Boyan Manchev

    philosopher and writer, Paris and Sophia

    Boyan Manchev (born 1970) is a philosopher and cultural theorist. Currently he is Director of Programs and Vice-President of the International College of Philosophy in Paris and Associate Professor of Philosophy at the New Bulgarian University in Sofia. Recently he was a fellow at the Kolleg Friedrich Nietzsche, Weimar (2009) and at the Institute for Human Sciences, Vienna (2008), a resident at apexart, New York (2007), a guest researcher at EHESS, Paris (2006), and Thinker in Residence and theoretical advisor for IDEE (Initiatives in Dance through European Exchange), Vienna (2006). He has organized and participated in numerous seminars and public programs on contemporary art, philosophy, and politics, among others in the project expo zéro by Musée de la danse at BAK in April 2010. In addition, he has contributed to a variety of curatorial and artistic projects at, among others, ZKM, Karlsruhe and Tanzquartier, Vienna. Among his many publications are: Rue Descartes 67: Quel sujet du politique? (ed., 2010); Rue Descartes 64: La metamorphose (ed., 2009); L'altération du monde: Pour une esthétique radicale (2009); La Métamorphose et l'Instant (2009); The Body-Metamorphosis (2007); “Transformance.

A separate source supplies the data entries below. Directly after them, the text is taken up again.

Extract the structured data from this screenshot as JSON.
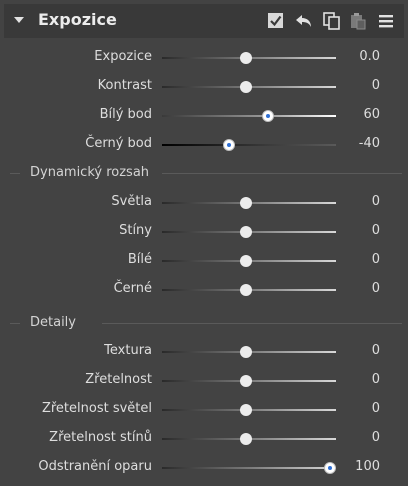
{
  "panel": {
    "title": "Expozice"
  },
  "rows_basic": [
    {
      "label": "Expozice",
      "value": "0.0",
      "position": 0.5
    },
    {
      "label": "Kontrast",
      "value": "0",
      "position": 0.5
    },
    {
      "label": "Bílý bod",
      "value": "60",
      "position": 0.63
    },
    {
      "label": "Černý bod",
      "value": "-40",
      "position": 0.4
    }
  ],
  "section_dynamic": {
    "title": "Dynamický rozsah",
    "rows": [
      {
        "label": "Světla",
        "value": "0",
        "position": 0.5
      },
      {
        "label": "Stíny",
        "value": "0",
        "position": 0.5
      },
      {
        "label": "Bílé",
        "value": "0",
        "position": 0.5
      },
      {
        "label": "Černé",
        "value": "0",
        "position": 0.5
      }
    ]
  },
  "section_details": {
    "title": "Detaily",
    "rows": [
      {
        "label": "Textura",
        "value": "0",
        "position": 0.5
      },
      {
        "label": "Zřetelnost",
        "value": "0",
        "position": 0.5
      },
      {
        "label": "Zřetelnost světel",
        "value": "0",
        "position": 0.5
      },
      {
        "label": "Zřetelnost stínů",
        "value": "0",
        "position": 0.5
      },
      {
        "label": "Odstranění oparu",
        "value": "100",
        "position": 1.0
      }
    ]
  },
  "icons": {
    "collapse": "triangle-down-icon",
    "enable": "checkbox-checked-icon",
    "reset": "undo-icon",
    "copy": "copy-icon",
    "paste": "paste-icon",
    "menu": "hamburger-menu-icon"
  },
  "colors": {
    "background": "#434343",
    "header": "#393939",
    "active_knob_dot": "#2f6fd4"
  }
}
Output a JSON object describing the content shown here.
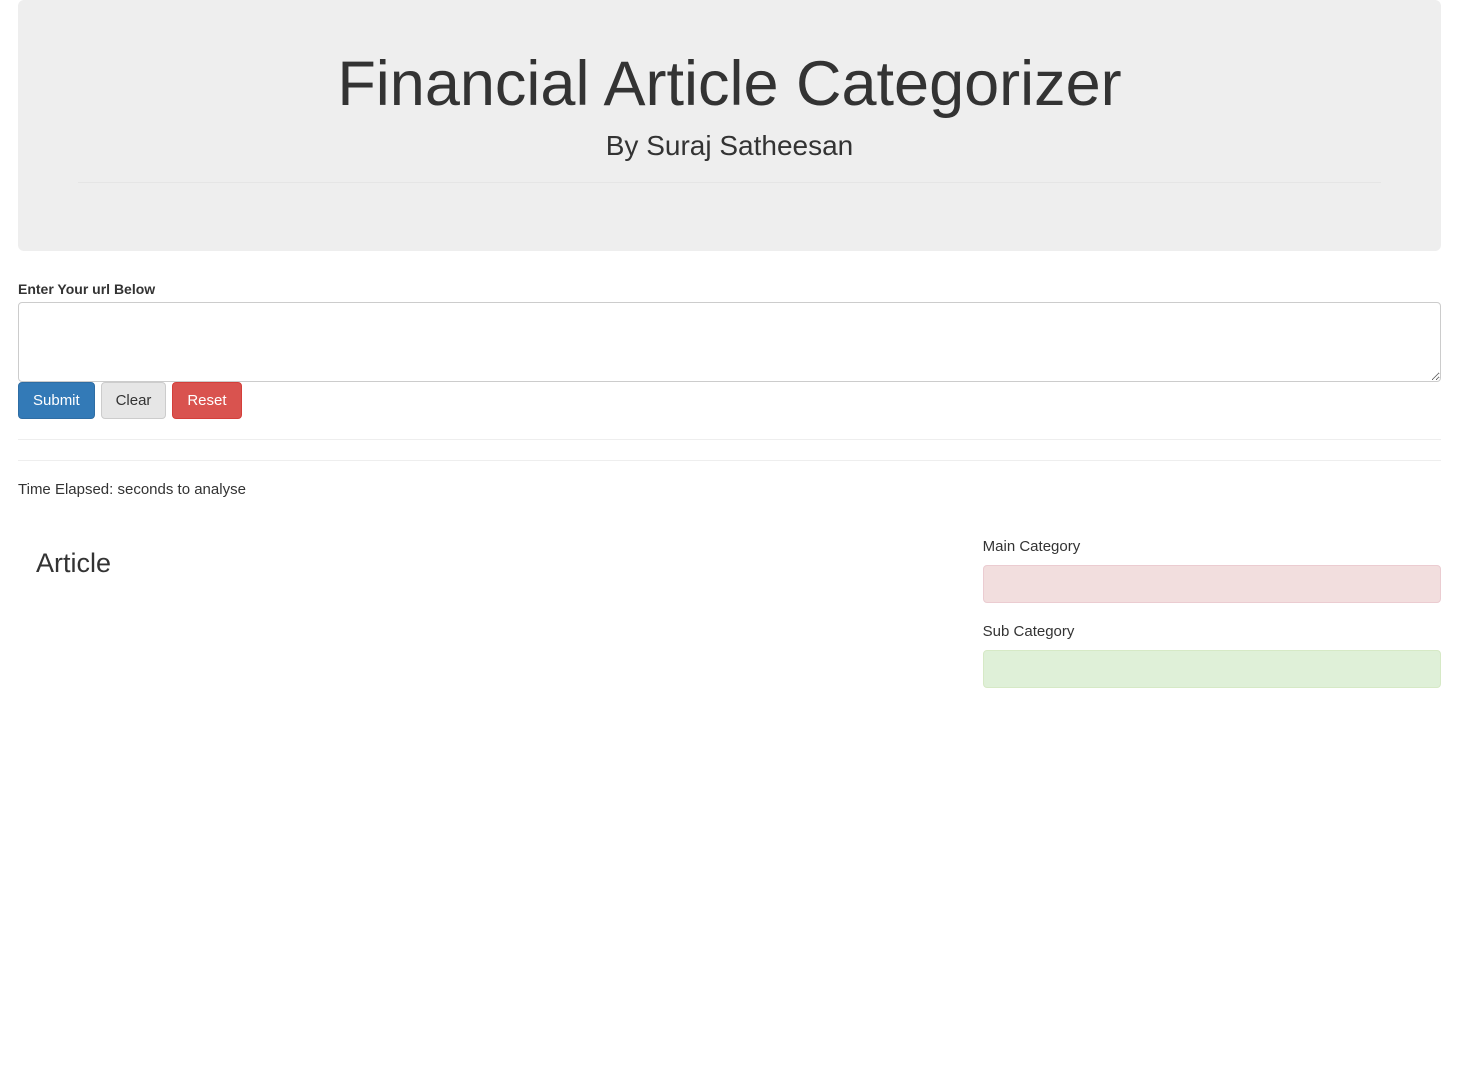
{
  "header": {
    "title": "Financial Article Categorizer",
    "subtitle": "By Suraj Satheesan"
  },
  "form": {
    "url_label": "Enter Your url Below",
    "url_value": "",
    "submit_label": "Submit",
    "clear_label": "Clear",
    "reset_label": "Reset"
  },
  "results": {
    "time_elapsed_prefix": "Time Elapsed: ",
    "time_elapsed_value": "",
    "time_elapsed_suffix": " seconds to analyse",
    "article_heading": "Article",
    "main_category_label": "Main Category",
    "main_category_value": "",
    "sub_category_label": "Sub Category",
    "sub_category_value": ""
  },
  "colors": {
    "jumbotron_bg": "#eeeeee",
    "btn_primary": "#337ab7",
    "btn_default": "#e6e6e6",
    "btn_danger": "#d9534f",
    "alert_danger_bg": "#f2dede",
    "alert_success_bg": "#dff0d8"
  }
}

The Body of Event,” in It takes place when it doesn't. On dance and performance since 1989 (2006); “Der Totale Körper der Lust,” in Zurück aus der Zukunft. Osteuropäische Kulturen im Zeitaler des Postcommunismus (2005); and The Unimaginable. Essays in Philosophy of Image (2003). Manchev lives and works in Paris and Sofia.

    During my RIR residency in 2009 I started work on the manuscript of my new book, with the working title Transformance. The second part of the residency in 2010 will be dedicated to finishing the book, in which I aim to develop, in the perspective of “ontology of actuality,” my recent work on what I call “aesthetic alteration” (engaged with in my book L’altération du monde: pour une esthétique radicale (Paris: Lignes, 2009)). This work tries to elaborate critical tools and a conceptual vocabulary to face the societal, political, economic, and cultural transformations at stake, and it pays particular attention to contemporary arts (performance art, contemporary dance, noise music, visual arts), seeing them on the one hand as pioneers of the actual transformations and on the other as a privileged field for experimenting of a way out of the current alteration of the world. My research stay at BAK provided an unexpected but most welcome opportunity to bring together and put in a common conceptual frame my long-standing work with artists from different fields and different backgrounds, which stimulated the elaboration and experimentation of new critical concepts, and helped to remobilize the power of the concept as an instrument in the praxis of transformation.